Potential novel αIMP leverage provided by NYCOMPS targets. a The x-axis gives the number of seed families for which we hypothetically determine a structure (corresponding to 10 seed families or to 25–100% of all seed families; e.g. 25% corresponds to 43 seed families and 100% to 174 seed families); the y-axis reports the number of predicted αIMPs with more than 2 TMHs for which more than 50% of the residues in the TM region could be modeled using the NYCOMPS targets on the x-axis as templates (leverage). Numbers on the y-axis are for proteins in: UniProtKB-TMH (i.e. all predicted αIMPs in UniProtKB with more than 2 TMHs, see “Methods”; blank circles and continuous line), Swiss-Prot-TMH (filled diamonds and long-dash line) and UniProtKB-TMH-Human (i.e. human proteins in UniProtKB-TMH, crossed squares and short-dash line). Error bars are obtained by bootstrapping [48] (“Methods”). b Comparison between NYCOMPS target and PDB protein leverage. On the y-axis we report the ratio between the respective leverage values. Notations are as in (a). See “Methods” for the way UniProtKB-TMH leverage by PDB proteins is calculated

Next, we investigated the leverage with respect to Swiss-Prot-TMH, i.e. the manually annotated subset of UniProtKB-TMH (Fig. 4a, filled diamonds and long-dashes). In this case, NYCOMPS targets would allow to model between 300 and 4,700 novel Swiss-Prot-TMH proteins, depending on the number of seed families for which we can solve at least one structure. The fraction of novel leverage with respect to what currently possible using PDB proteins follows a very similar trend with respect to what seen for the entire UniProtKB-TMH (Fig. 4b).

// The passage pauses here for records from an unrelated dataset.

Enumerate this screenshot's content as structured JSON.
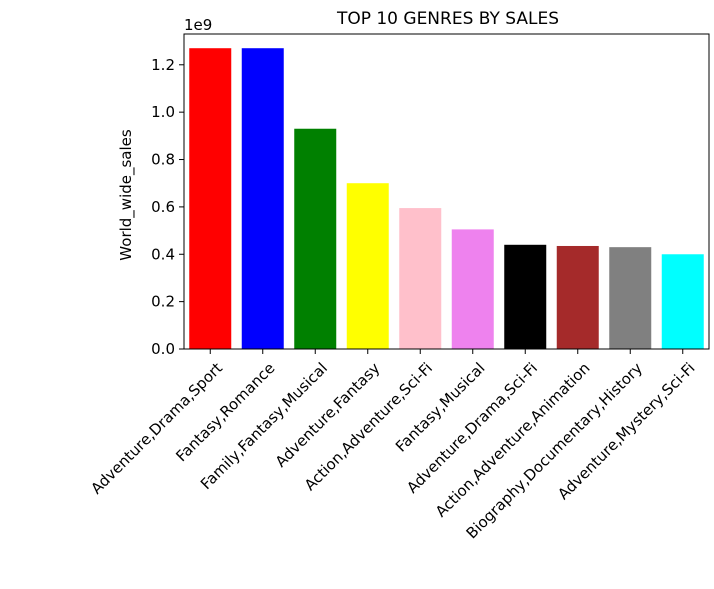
{
  "chart_data": {
    "type": "bar",
    "title": "TOP 10 GENRES BY SALES",
    "xlabel": "",
    "ylabel": "World_wide_sales",
    "offset_text": "1e9",
    "categories": [
      "Adventure,Drama,Sport",
      "Fantasy,Romance",
      "Family,Fantasy,Musical",
      "Adventure,Fantasy",
      "Action,Adventure,Sci-Fi",
      "Fantasy,Musical",
      "Adventure,Drama,Sci-Fi",
      "Action,Adventure,Animation",
      "Biography,Documentary,History",
      "Adventure,Mystery,Sci-Fi"
    ],
    "values": [
      1.27,
      1.27,
      0.93,
      0.7,
      0.595,
      0.505,
      0.44,
      0.435,
      0.43,
      0.4
    ],
    "colors": [
      "#ff0000",
      "#0000ff",
      "#008000",
      "#ffff00",
      "#ffc0cb",
      "#ee82ee",
      "#000000",
      "#a52a2a",
      "#808080",
      "#00ffff"
    ],
    "yticks": [
      "0.0",
      "0.2",
      "0.4",
      "0.6",
      "0.8",
      "1.0",
      "1.2"
    ],
    "ylim": [
      0,
      1.33
    ],
    "grid": false
  }
}
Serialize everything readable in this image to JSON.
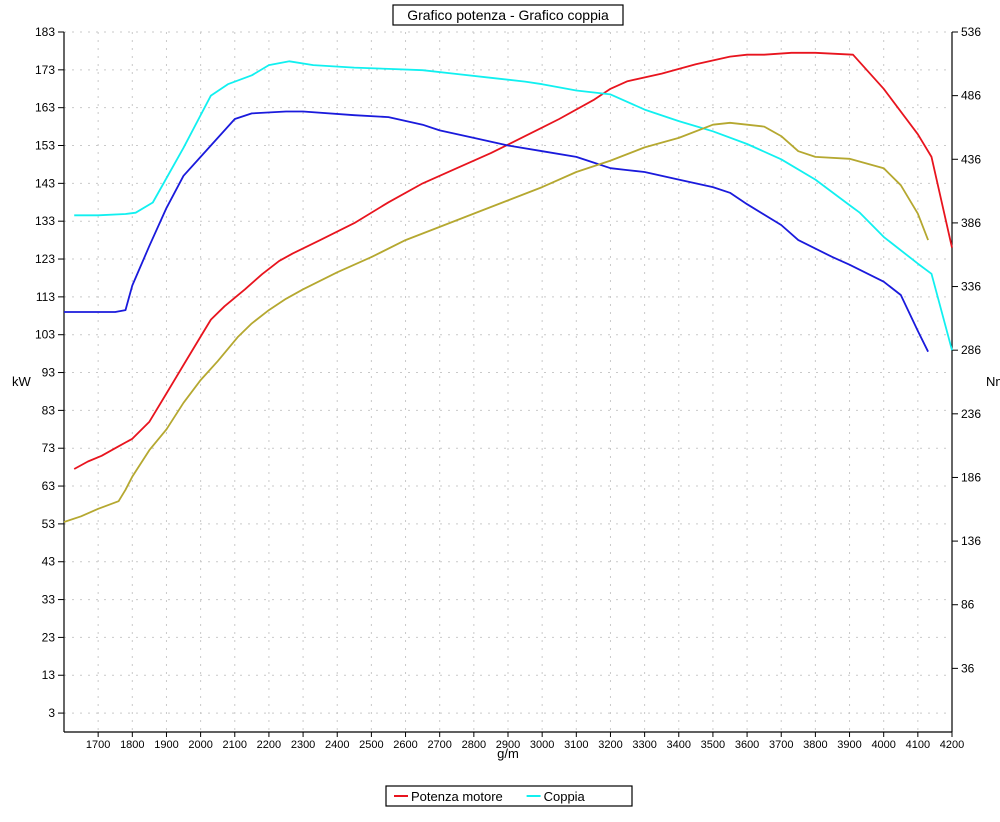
{
  "chart_data": {
    "type": "line",
    "title": "Grafico potenza - Grafico coppia",
    "xlabel": "g/m",
    "ylabel_left": "kW",
    "ylabel_right": "Nm",
    "xlim": [
      1600,
      4200
    ],
    "xticks": [
      1700,
      1800,
      1900,
      2000,
      2100,
      2200,
      2300,
      2400,
      2500,
      2600,
      2700,
      2800,
      2900,
      3000,
      3100,
      3200,
      3300,
      3400,
      3500,
      3600,
      3700,
      3800,
      3900,
      4000,
      4100,
      4200
    ],
    "ylim_left": [
      -2,
      183
    ],
    "yticks_left": [
      3,
      13,
      23,
      33,
      43,
      53,
      63,
      73,
      83,
      93,
      103,
      113,
      123,
      133,
      143,
      153,
      163,
      173,
      183
    ],
    "ylim_right": [
      -14,
      536
    ],
    "yticks_right": [
      36,
      86,
      136,
      186,
      236,
      286,
      336,
      386,
      436,
      486,
      536
    ],
    "grid": true,
    "legend_position": "bottom-center",
    "series": [
      {
        "name": "Potenza motore",
        "axis": "left",
        "color": "#e8141e",
        "x": [
          1630,
          1670,
          1710,
          1760,
          1800,
          1850,
          1900,
          1950,
          2000,
          2030,
          2070,
          2130,
          2180,
          2230,
          2270,
          2350,
          2450,
          2550,
          2650,
          2750,
          2850,
          2950,
          3050,
          3150,
          3200,
          3250,
          3350,
          3450,
          3550,
          3600,
          3650,
          3730,
          3800,
          3910,
          4000,
          4100,
          4140,
          4200
        ],
        "values": [
          67.5,
          69.5,
          71,
          73.5,
          75.5,
          80,
          87.5,
          95,
          102.5,
          107,
          110.5,
          115,
          119,
          122.5,
          124.5,
          128,
          132.5,
          138,
          143,
          147,
          151,
          155.5,
          160,
          165,
          168,
          170,
          172,
          174.5,
          176.5,
          177,
          177,
          177.5,
          177.5,
          177,
          168,
          156,
          150,
          126
        ]
      },
      {
        "name": "Coppia",
        "axis": "right",
        "color": "#11f0f0",
        "x": [
          1630,
          1700,
          1780,
          1810,
          1860,
          1950,
          2030,
          2080,
          2150,
          2200,
          2260,
          2330,
          2450,
          2550,
          2650,
          2750,
          2850,
          2950,
          3000,
          3100,
          3200,
          3300,
          3400,
          3500,
          3600,
          3700,
          3800,
          3900,
          3930,
          4000,
          4100,
          4140,
          4200
        ],
        "values": [
          392,
          392,
          393,
          394,
          402,
          445,
          486,
          495,
          502,
          510,
          513,
          510,
          508,
          507,
          506,
          503,
          500,
          497,
          495,
          490,
          487,
          475,
          466,
          458,
          448,
          436,
          420,
          400,
          394,
          375,
          354,
          346,
          286
        ]
      },
      {
        "name": "",
        "axis": "left",
        "color": "#1a1adc",
        "x": [
          1600,
          1630,
          1680,
          1750,
          1780,
          1800,
          1850,
          1900,
          1950,
          2000,
          2100,
          2150,
          2250,
          2300,
          2450,
          2550,
          2650,
          2700,
          2800,
          2900,
          3000,
          3100,
          3150,
          3200,
          3250,
          3300,
          3400,
          3500,
          3550,
          3600,
          3700,
          3750,
          3850,
          3900,
          4000,
          4050,
          4100,
          4130
        ],
        "values": [
          109,
          109,
          109,
          109,
          109.5,
          116,
          126.5,
          136.5,
          145,
          150,
          160,
          161.5,
          162,
          162,
          161,
          160.5,
          158.5,
          157,
          155,
          153,
          151.5,
          150,
          148.5,
          147,
          146.5,
          146,
          144,
          142,
          140.5,
          137.5,
          132,
          128,
          123.5,
          121.5,
          117,
          113.5,
          104,
          98.5
        ]
      },
      {
        "name": "",
        "axis": "left",
        "color": "#b5a830",
        "x": [
          1600,
          1650,
          1700,
          1760,
          1780,
          1800,
          1850,
          1900,
          1950,
          2000,
          2050,
          2110,
          2150,
          2200,
          2250,
          2300,
          2400,
          2500,
          2600,
          2700,
          2800,
          2900,
          3000,
          3100,
          3200,
          3300,
          3400,
          3500,
          3550,
          3600,
          3650,
          3700,
          3750,
          3800,
          3900,
          4000,
          4050,
          4100,
          4130
        ],
        "values": [
          53.5,
          55,
          57,
          59,
          62,
          65.5,
          72.5,
          78,
          85,
          91,
          96,
          102.5,
          106,
          109.5,
          112.5,
          115,
          119.5,
          123.5,
          128,
          131.5,
          135,
          138.5,
          142,
          146,
          149,
          152.5,
          155,
          158.5,
          159,
          158.5,
          158,
          155.5,
          151.5,
          150,
          149.5,
          147,
          142.5,
          135,
          128
        ]
      }
    ]
  }
}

Finally, if we consider only human sequences within UniProtKB-TMH, we find that novel structural information could be obtained for 10–260 proteins (Fig. 4a, crossed squares and short-dash line). This time, the ratio to current leverage is markedly smaller (Fig. 4b). This is not very surprising given that all of our targets come from prokaryotic organisms.

Conclusions

New York Consortium On Membrane Protein Structure (NYCOMPS), targets alpha helical bundle integral membrane proteins, adopting a strategy that seeks to optimize success while maintaining the commitment to novelty, target relevance and leverage. In this paper, we have shown that the selected targets cover a wide range of protein lengths, TM topologies and functions. We have also demonstrated that the experimental determination of representative structures for these targets would allow transfer of structural information to a large number of known, but structurally uncharacterized, proteins. In the near future, we plan to expand the list of valid targets by introducing new genomes and by targeting eukaryotic proteins, non-co-cistronic complexes and beta barrel integral membrane proteins.